Mason also notes the importance of up-skilling his team, in the way Cao highlights, while also again acknowledging the challenges. “We also know that we will need to up-skill our people and bring in specialist skill sets to help us with our journey. Attempting to gear up for the future in an environment where there is such rapid change is exhilarating and terrifying in equal measures. But we are buckled up and ready to start the journey,” he adds.

But for many investors the issue of how AI will work as a useful investment tool can be difficult to comprehend. In an attempt to address the many grey areas surrounding AI, Deloitte has offered investors a route through the AI maze with a five-pronged approach in how to embrace it effectively.

AI tools

The first is to clearly define an AI strategy. This may sound simple, but it is important in articulating an understanding of how AI will be utilised as part of the investment model. A key part of this will be the need to evaluate the implications from a risk perspective.

The second is to determine the AI path going-forward. Here a so-called ‘pilot, prove and scale approach’ will demonstrate business value. Firms can start by identifying, evaluating and presenting options for creating value.

Third, is for investors not to be distracted from understanding and appraising the long-term implications of AI. And in so doing, make the appropriate investments in talent and technology needed for the transformation ahead.
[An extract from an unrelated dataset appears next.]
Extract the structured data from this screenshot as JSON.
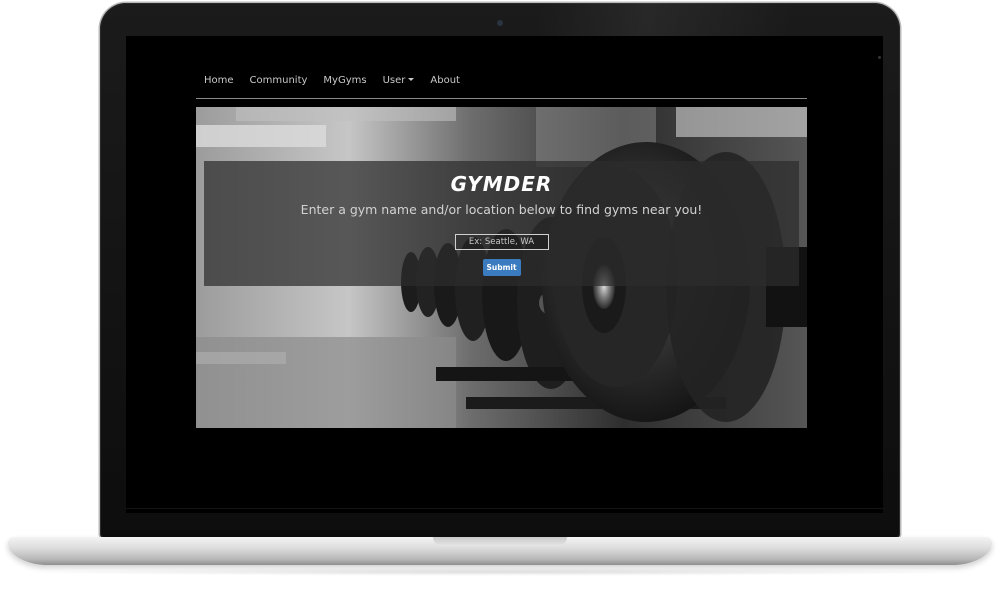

Four, embrace strategic collaborations and partnerships to solve issues collectively and benefit from collective ideas, shared capabilities and investment. This will enable investors to sustainably develop differentiated products and services.

Five, work with industry stakeholders and engage with indus- try associations and regulators. As a successful wide-scale adoption of AI in investment management will require rms to work with a broad set of stakeholders. The issue here, it could be noted, is whether such groups are themselves up to speed on the issue of AI.

The AI journey will undoubtedly be challenging, but the opportunities for investment management firms will be transformative,” concludes the report.

Indeed, there are some huge forecasts on how big AI can become. According to McKinsey, by 2030 AI technologies will generate more than $3.5trn (£2.8bn) worth of value. PwC predicts a 14% boost to global GDP by the end of the decade, thanks to AI – a much welcome fillip for everyone, particularly investors. It is, therefore, imperative for investors to seize the opportunities this new technology offers.

All the signs point to them doing just that, albeit at a slow and cautious pace.